Introduction: types of equations

Equations arise all over in science, engineering, economics. You’ll be seeing them throughout your mathematical career. We want to learn to solve a few important types of equations. And in doing so, we’ll use everything we’ve learned. Let’s look at an example. We want to know where the graphs of these two affine functions intersect. Now as you know, the graph of an affine function is a straight line. So we’re looking for the intersection point of two straight lines in the Cartesian plane. Now each function is of the type mx plus b. That’s what affine means, m being the slope and b being the y-intercept. Now the slopes here are different you’ll note. 1 is 3 and the other is minus 2.

Therefore, the lines are not parallel and they will meet in a single point. And we label the coordinates of that point (x, y). Our goal then is to find x and y. How do we do it? First, we note that the fact that the point (x, y) lies on the graph of f means that y equals f of x, which is 3x minus 7. We note a similar fact for g. g of x is minus 2x plus 8, which also has to be y. So we deduce from this an equation between 3x minus 7 and minus 2x plus 8. Here it is, an equation. If we solve this equation for x, we will find the value of x.
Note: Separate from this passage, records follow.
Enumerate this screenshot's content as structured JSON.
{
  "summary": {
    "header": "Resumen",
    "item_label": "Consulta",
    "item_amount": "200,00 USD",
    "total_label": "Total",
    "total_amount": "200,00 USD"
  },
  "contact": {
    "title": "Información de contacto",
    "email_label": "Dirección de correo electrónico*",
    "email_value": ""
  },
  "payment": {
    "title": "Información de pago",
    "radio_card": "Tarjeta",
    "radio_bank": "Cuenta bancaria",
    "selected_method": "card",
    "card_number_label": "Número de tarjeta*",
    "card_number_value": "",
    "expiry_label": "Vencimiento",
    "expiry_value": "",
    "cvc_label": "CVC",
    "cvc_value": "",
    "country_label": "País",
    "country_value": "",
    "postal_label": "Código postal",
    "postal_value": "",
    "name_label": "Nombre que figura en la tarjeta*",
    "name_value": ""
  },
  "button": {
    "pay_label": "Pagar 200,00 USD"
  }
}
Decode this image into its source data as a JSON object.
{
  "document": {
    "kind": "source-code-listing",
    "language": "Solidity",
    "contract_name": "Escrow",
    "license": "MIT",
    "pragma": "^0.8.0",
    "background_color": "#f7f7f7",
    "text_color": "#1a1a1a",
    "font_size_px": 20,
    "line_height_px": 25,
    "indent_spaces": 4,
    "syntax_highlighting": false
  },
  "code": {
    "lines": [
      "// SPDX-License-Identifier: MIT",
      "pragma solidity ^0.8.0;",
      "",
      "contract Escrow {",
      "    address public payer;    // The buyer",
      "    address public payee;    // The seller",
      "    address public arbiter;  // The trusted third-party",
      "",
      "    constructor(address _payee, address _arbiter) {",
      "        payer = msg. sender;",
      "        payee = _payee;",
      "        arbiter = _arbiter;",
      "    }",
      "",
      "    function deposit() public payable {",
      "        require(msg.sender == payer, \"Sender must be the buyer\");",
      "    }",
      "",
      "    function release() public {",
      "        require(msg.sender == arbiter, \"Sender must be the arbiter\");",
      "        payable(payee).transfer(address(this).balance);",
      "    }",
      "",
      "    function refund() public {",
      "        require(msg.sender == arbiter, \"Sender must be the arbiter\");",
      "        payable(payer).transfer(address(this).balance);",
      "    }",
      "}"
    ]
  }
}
How do we do it? Well, we could add 2x to each side of the equation. That would give us 5x minus 7 on the left and 8 on the right. And now we add– by the way, before I do the next step, let me mention that this is often summarized as saying the minus 2x that we had on the right hand side has gone over to the left side and has become a plus 2x. And now we add 7 to each side. And we get 5x equals 15. Then we divide each side by 5. We get x equals 3. Voila, we have x.

To find y, we can just go back and say, y is f of 3 which turns out to be 2. Thus, the coordinates of the point we were looking for are the numbers 3, 2. Now the equation that we solved here was this one, which is a linear equation in one variable. We say one variable because there is one unknown. What does linear mean? It means that whenever the variable appears, it’s only in an additive term multiplied by a constant coefficient. So terms like x squared, or x cubed, or 1 over x are said to be nonlinear. Let’s now look at a second example.

We want to know where the graphs of our affine function f, same as before, and a new function h, a quadratic polynomial, where these two graphs intersect in the Cartesian plane. As before, we let the intersection point be (x, y). We want to find x and y. We obtain a following equation for x. 3x minus 7 is x squared plus 4 x minus 6. We work on this equation a bit. We take some terms from right to left and vice versa. And we come out with the simple quadratic equation x squared plus x plus 1 equals 0. Now we are experts in such equations. We know that calculating the discriminant will tell us something.

We calculate it, it turns out to be minus 3. Because it’s strictly negative, this equation has no solution. The quadratic polynomial has no roots. Now is that a problem? Well, not really. It’s not a paradox. And it’s not a mystery because there’s nothing that guarantees, after all, that a straight line in the plane and a parabola in the plane– which is what the graph of h is– that they have to intersect. And, in fact, in this case, they don’t intersect. We’ve just proven that they don’t. So there are no solutions to this equation. And that can happen for an equation. It can have 0 solutions. Now our next example is a really ancient one.

Leonhard Euler was the greatest mathematician of all time. He basically invented modern mathematics. In 1770, he published an enormously influential algebra text. And in that text, we find the following exercise. This exercise is what we call a word problem, because you see, it’s full of words. Now originally, these were Latin words so this is a translation. And I’ve also put in the word kilos just to make it a little more understandable. But, you know, the kilogram had not yet been invented when this exercise was proposed. Now as you see, it involves a conversation between a horse and a mule. The horse says, “If I had 100 kilos of your load, mine would then be twice as heavy as yours.”

And the mule answers in somewhat similar terms. The idea is we need to figure out what their loads are from the two statements they made. How do we do it? Well, we first have to assign letters to the variables that we wish to evaluate. So I’m going to let m be the load of the mule, whatever it is, and h the load of the horse. Then you can translate that sentence pronounced by the horse as h plus 100 equals twice m minus 100. And similarly for what the mule answers. And we have here what is called a system of two simultaneous equations, as they say, and two unknowns. Now equations are wonderful machines for turning unknowns into knowns.

And we’re going to be solving this equation a little later on, but not right away. These examples that we’ve looked at show that the equations that arise can involve one or more variables, they can be linear, they can be non-linear. They may also involve, as we shall see, polynomials, radicals, absolute values, and even other elements like rational functions. We’re going to see that the solution methods to find the solutions will depend on the type of equations. There are, however, some general principles. And there are specific dangers to be aware of.